Beginning around six years ago, one machine tool builder after another added laser cutting and even welding to their products’ already impressive repertoires.
Marubeni Citizen-Cincom Inc., Allendale, N.J. is one of these. Laser Product Manager Randy Nickerson said the company was among the first to adapt fiber laser technology to Swiss-style lathes, and has improved it ever since. The latest iteration includes temperature and humidity sensors inside the laser head that continuously monitor for the proper operating conditions, and generate an alert on the control’s display if there’s a problem.
Other features of the L2000 Laser System include a QCW power source that can be switched between 300-W continuous for engraving or slicing through thin-walled materials and 3,000-W pulsed mode for heavier cuts. There’s an integrated CCD camera for beam alignment and a bird’s eye view of the cutting zone, automatic switching of up to three assist gases (usually nitrogen, argon, and oxygen), and “complete programmability of pulse frequency, power levels, gas pressure, and other operating values.”
Perhaps most intriguing are the system’s welding capabilities. Nickerson explained that the L2000 has been very popular with medical device manufacturers who use the laser for burr-free machining of stents and similar parts from thin-walled tubing. Some of these companies, however, need to join a second component to the one that’s being machined, a requirement that came as a surprise to Nickerson and his technical team.
“Soon after the machine’s introduction, we found that a number of our customers were sending their Swiss-turned parts out for secondary welding operations,” he said. “One example is the device they use for taking biopsies inside the human body.

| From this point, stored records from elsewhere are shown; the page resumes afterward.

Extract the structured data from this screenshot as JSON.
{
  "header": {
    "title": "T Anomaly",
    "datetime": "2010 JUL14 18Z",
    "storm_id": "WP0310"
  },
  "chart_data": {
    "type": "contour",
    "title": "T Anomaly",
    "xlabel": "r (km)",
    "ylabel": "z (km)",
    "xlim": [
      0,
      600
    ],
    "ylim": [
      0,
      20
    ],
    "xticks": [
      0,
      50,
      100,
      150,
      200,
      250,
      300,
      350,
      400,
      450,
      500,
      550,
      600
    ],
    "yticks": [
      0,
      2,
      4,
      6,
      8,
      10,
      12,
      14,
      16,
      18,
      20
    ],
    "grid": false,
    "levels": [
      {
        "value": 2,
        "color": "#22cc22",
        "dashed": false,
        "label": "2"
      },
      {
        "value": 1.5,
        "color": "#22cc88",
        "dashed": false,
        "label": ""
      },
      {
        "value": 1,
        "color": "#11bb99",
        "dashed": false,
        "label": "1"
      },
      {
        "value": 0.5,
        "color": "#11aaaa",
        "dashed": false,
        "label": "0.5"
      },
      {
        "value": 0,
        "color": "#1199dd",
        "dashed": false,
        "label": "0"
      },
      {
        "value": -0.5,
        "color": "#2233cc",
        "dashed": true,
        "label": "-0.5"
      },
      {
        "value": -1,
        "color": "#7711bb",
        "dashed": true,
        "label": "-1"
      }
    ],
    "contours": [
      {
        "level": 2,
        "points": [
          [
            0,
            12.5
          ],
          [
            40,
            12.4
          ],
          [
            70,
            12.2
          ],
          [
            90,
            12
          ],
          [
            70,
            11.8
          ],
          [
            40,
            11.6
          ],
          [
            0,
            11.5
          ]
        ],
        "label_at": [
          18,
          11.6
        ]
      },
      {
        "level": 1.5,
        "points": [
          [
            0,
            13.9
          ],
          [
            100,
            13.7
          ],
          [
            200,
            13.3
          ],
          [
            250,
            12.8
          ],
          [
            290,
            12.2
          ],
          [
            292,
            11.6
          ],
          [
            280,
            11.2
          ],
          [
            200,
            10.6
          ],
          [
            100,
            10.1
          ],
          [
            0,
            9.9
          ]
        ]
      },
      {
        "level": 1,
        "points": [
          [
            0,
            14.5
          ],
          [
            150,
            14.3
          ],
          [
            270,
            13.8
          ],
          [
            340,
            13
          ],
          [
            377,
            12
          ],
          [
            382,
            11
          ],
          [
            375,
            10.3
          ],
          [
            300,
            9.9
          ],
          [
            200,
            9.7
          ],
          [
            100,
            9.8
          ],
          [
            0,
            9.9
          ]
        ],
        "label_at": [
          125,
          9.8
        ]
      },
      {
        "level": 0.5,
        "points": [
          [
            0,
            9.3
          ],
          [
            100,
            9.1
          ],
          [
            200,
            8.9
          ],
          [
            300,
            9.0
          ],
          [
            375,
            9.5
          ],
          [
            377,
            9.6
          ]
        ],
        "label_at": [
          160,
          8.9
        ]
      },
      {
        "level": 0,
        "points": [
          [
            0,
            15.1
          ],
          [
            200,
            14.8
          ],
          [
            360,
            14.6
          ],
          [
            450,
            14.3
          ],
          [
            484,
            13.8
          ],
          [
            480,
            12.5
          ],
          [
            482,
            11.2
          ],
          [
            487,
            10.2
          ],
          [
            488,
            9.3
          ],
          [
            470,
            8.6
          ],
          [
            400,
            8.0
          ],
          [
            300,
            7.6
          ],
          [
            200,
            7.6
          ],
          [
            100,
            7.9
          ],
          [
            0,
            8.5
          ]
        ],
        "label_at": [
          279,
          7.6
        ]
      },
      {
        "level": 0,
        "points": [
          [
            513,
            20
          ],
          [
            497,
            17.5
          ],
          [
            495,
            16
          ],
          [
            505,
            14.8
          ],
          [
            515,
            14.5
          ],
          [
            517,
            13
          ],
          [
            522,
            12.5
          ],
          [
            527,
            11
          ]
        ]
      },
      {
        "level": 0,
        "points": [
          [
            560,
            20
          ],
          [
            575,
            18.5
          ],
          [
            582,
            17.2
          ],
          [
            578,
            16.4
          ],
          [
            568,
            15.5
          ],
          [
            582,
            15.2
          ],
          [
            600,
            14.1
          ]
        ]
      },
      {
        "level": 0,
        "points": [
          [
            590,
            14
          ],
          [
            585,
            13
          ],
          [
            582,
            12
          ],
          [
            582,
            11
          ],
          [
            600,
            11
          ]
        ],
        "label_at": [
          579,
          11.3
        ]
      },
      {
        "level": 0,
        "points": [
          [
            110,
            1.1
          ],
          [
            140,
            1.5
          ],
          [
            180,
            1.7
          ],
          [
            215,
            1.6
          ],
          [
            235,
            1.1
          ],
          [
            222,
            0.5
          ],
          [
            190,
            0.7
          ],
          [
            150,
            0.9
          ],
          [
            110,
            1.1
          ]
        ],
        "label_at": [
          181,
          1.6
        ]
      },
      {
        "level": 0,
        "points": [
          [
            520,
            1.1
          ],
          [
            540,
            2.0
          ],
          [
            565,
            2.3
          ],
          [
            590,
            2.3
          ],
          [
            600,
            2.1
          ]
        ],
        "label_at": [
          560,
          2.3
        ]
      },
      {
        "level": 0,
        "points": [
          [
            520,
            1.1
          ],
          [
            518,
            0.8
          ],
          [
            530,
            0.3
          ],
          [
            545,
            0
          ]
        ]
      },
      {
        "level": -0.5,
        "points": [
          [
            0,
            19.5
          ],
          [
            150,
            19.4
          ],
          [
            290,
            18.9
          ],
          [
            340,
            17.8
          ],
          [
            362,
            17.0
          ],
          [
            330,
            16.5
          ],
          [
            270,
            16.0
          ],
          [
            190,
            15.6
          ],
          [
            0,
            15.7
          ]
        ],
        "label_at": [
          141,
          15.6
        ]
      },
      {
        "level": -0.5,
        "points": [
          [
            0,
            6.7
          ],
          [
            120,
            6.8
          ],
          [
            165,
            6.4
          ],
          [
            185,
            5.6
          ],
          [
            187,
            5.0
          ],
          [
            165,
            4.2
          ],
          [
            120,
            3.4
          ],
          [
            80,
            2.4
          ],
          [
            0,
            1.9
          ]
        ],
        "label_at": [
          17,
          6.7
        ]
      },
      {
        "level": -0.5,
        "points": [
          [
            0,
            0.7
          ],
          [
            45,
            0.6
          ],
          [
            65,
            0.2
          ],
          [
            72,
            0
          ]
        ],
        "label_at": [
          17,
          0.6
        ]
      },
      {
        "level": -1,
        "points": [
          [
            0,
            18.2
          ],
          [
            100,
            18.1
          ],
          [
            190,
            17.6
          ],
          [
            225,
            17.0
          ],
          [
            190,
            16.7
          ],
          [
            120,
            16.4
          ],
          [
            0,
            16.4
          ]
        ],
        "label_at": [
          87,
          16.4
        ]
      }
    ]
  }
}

It’s essentially a long tube with a series of teeth on one end, made from two pieces that are joined together. We sent it to our automation team in Massachusetts and they developed a system with a vibrating bowl feeder that orients the mating part and presents it to the sub-spindle. The sub picks it up, butts it up against the part coming out of the main spindle, the laser welds the two pieces together, and a parting tool then cuts off the completed assembly.”
As complex as it sounds, Nickerson suggested the L2000 is quite easy to operate. Activation of the unit is done via a DPRNT command and various M-codes, and toolpath creation is “no different than programming a tiny end mill.”
For those worried about the sparks and spatter associated with laser cutting and welding, don’t be. Since most Swiss-style lathes today are equipped with filter-equipped high-pressure coolant (HPC) systems, they’re able to remove the small particles generated by these non-chip making operations. Perhaps best of all, there’s no need to buy a new Swiss-style CNC machine, as the unit is field-retrofittable to a range of machine models.
“We designed the system to be installed on certain models of our L-series and A-series machines, on non-Swiss machines like our Miyano BNA-42GTY fixed headstock lathe, and even some older equipment with the right axis movement and configuration,” said Nickerson. “As a matter of fact, the first L2000 that we ever sold went on one of our older L20 models. That’s not to say that any machine is a candidate, as construction might change slightly from generation to generation, but there’s a good chance we can make it work if your lathe is less than 10 years old.”